И, после паузы, добавил:

— Меня всё ещё удивляет, что вы не победили смерть.

Сейчас я не забрасывал удочку, меня действительно это удивляло.

— Очередные мысли в характерном для человека стиле, — сказал Холлус. — Считать смерть противником.

Мне стоило показать ему «Седьмую печать» — либо этот фильм, либо «Билл и Тед: мнимое путешествие».

— Неважно, — ответил я. — Думаю, при вашем уровне развития вам наверняка по силам продлить жизнь куда дольше.

— Мы и продлили. Средняя продолжительность жизни до появления антибиотиков составляла половину от нынешней, а до последующего появления лекарств, очищающих забитые артерии — три четверти от нынешней.

— Согласен, но… — сказал я и умолк ненадолго, пытаясь как можно внятней выразить мысль. — Не так давно я видел по Си-Ти-Ви интервью с доктором. Он сказал, что первый человек, который будет жить вечно, возможно, уже появился на свет. Мы считали, что можем победить — прошу прощения, избежать — смерти, что в бессмертии нет ничего теоретически невозможного.

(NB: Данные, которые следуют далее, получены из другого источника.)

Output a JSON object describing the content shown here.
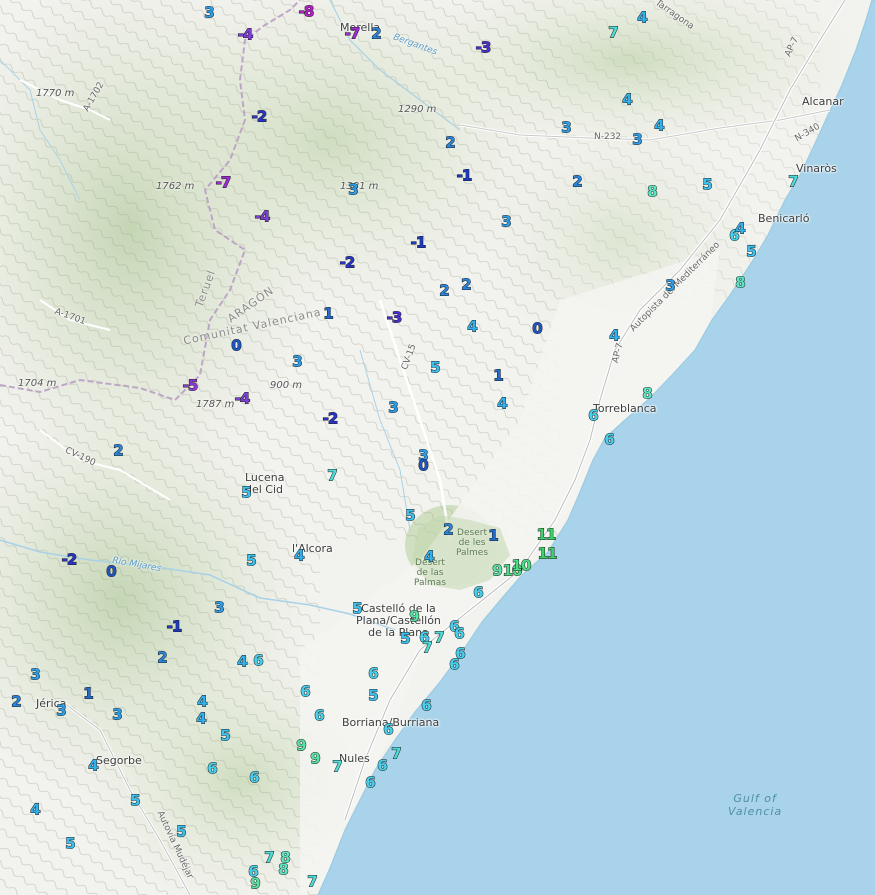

— Не уверен, что мне хотелось бы жить в таком мире, где единственной неизбежностью останутся налоги, — заметил Холлус, и стебельки его глаз затрепетали. — Кроме того, моё бессмертие — в детях.

Я на мгновение зажмурился:

— У тебя есть дети? — спросил я.

И почему я ни разу не спросил его — её — об этом?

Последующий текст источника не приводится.